NEW YORK -- Standard and Poor's Corp. has lowered its ratings on about $18 billion of the debt of France's Credit Lyonnais, citing asset quality.
S&P lowered its rating on Credit Lyonnais' senior debt to A-minus from single A and short-term rating to A-2 from A-1.
The agency also lowered Credit Lyonnais' subordinated debt to BBB-pluS from A-minus and its certificates of deposits to A-minus/A-2 from A/A-1.
S&P said the downgrades reflect severe asset-quality pressures on Credit Lyonnais and insufficient operating profits.

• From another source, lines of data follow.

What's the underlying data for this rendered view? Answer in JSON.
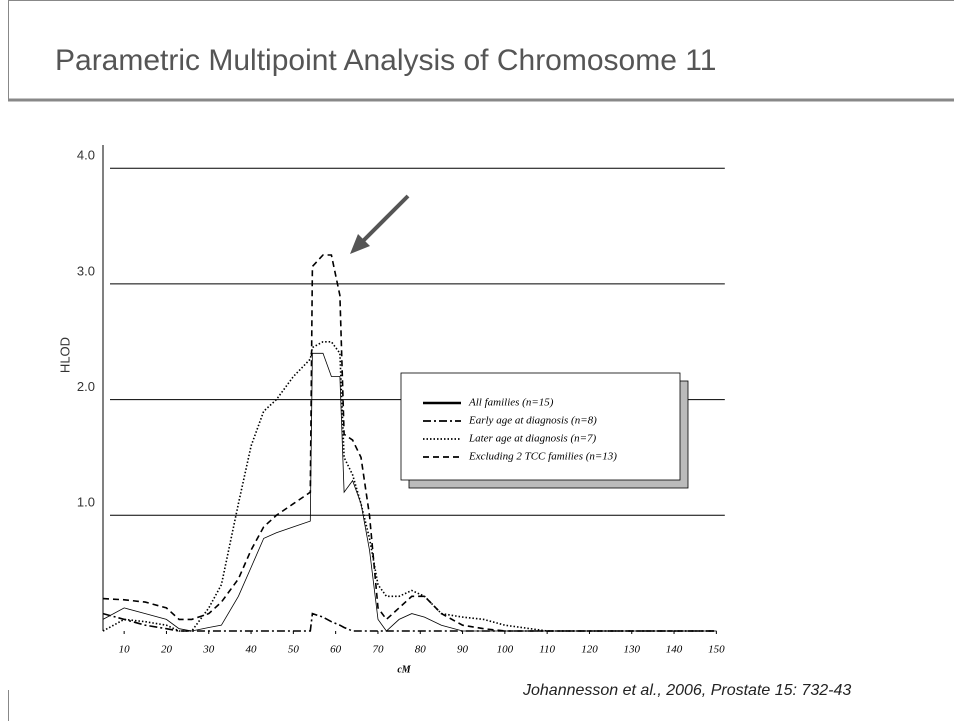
{
  "chart_data": {
    "type": "line",
    "title": "Parametric Multipoint Analysis of Chromosome 11",
    "y_label": "HLOD",
    "x_label": "cM",
    "citation": "Johannesson et al., 2006, Prostate 15: 732-43",
    "xlim": [
      5,
      152
    ],
    "ylim": [
      0,
      4.2
    ],
    "xticks": [
      10,
      20,
      30,
      40,
      50,
      60,
      70,
      80,
      90,
      100,
      110,
      120,
      130,
      140,
      150
    ],
    "yticks": [
      {
        "value": 1,
        "label": "1.0"
      },
      {
        "value": 2,
        "label": "2.0"
      },
      {
        "value": 3,
        "label": "3.0"
      },
      {
        "value": 4,
        "label": "4.0"
      }
    ],
    "grid": true,
    "legend": "right",
    "x": [
      5,
      10,
      15,
      20,
      23,
      26,
      30,
      33,
      37,
      40,
      43,
      46,
      50,
      54,
      54.5,
      57,
      59,
      61,
      62,
      64,
      66,
      68,
      70,
      72,
      75,
      78,
      81,
      85,
      90,
      95,
      100,
      110,
      120,
      150
    ],
    "series": [
      {
        "name": "All families (n=15)",
        "color": "#000000",
        "dash": "solid",
        "values": [
          0.1,
          0.2,
          0.15,
          0.1,
          0.02,
          0.0,
          0.03,
          0.05,
          0.3,
          0.55,
          0.8,
          0.85,
          0.9,
          0.95,
          2.4,
          2.4,
          2.2,
          2.2,
          1.2,
          1.3,
          1.1,
          0.7,
          0.1,
          0.0,
          0.1,
          0.15,
          0.12,
          0.05,
          0.0,
          0,
          0,
          0,
          0,
          0
        ]
      },
      {
        "name": "Early age at diagnosis (n=8)",
        "color": "#000000",
        "dash": "dashdot",
        "values": [
          0.15,
          0.1,
          0.05,
          0.02,
          0,
          0,
          0,
          0,
          0,
          0,
          0,
          0,
          0,
          0,
          0.15,
          0.12,
          0.08,
          0.05,
          0.03,
          0,
          0,
          0,
          0,
          0,
          0,
          0,
          0,
          0,
          0,
          0,
          0,
          0,
          0,
          0
        ]
      },
      {
        "name": "Later age at diagnosis (n=7)",
        "color": "#000000",
        "dash": "dotted",
        "values": [
          0.0,
          0.1,
          0.08,
          0.05,
          0.0,
          0.0,
          0.2,
          0.4,
          1.1,
          1.6,
          1.9,
          2.0,
          2.2,
          2.35,
          2.45,
          2.5,
          2.5,
          2.4,
          1.5,
          1.35,
          1.1,
          0.8,
          0.4,
          0.3,
          0.3,
          0.35,
          0.3,
          0.15,
          0.12,
          0.1,
          0.05,
          0,
          0,
          0
        ]
      },
      {
        "name": "Excluding 2 TCC families (n=13)",
        "color": "#000000",
        "dash": "dashed",
        "values": [
          0.28,
          0.27,
          0.25,
          0.2,
          0.1,
          0.1,
          0.15,
          0.25,
          0.45,
          0.7,
          0.9,
          1.0,
          1.1,
          1.2,
          3.15,
          3.25,
          3.25,
          2.9,
          1.7,
          1.65,
          1.5,
          1.0,
          0.2,
          0.1,
          0.2,
          0.3,
          0.3,
          0.15,
          0.05,
          0.02,
          0,
          0,
          0,
          0
        ]
      }
    ]
  }
}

Despite a move by the bank to transfer around $6.5 billion in real estate-related problem loans to a special government sponsored unit, thereby avoiding heavy provisions, S&P noted, provisions against other risks produced a substantial loss in 1993.
More provisions may be required in the future, S&P predicted, noting that low operating income and capital levels leave the bank with little cushion.
The French banking group is one of the last government-owned financial institutions slated to be privatized in France. S&P said the government and other shareholders may be forced to inject further capital into the bank.
Credit Lyonnais is one of the largest banks in the world with $366 billion of assets, including some $37 billion of U.S. assets.
S&P's downgrade contrasts with a move by Fitch Investors Service, which earlier this week assigned Credit Lyonnais a commercial paper rating of F-1 plus, its highest rating possible.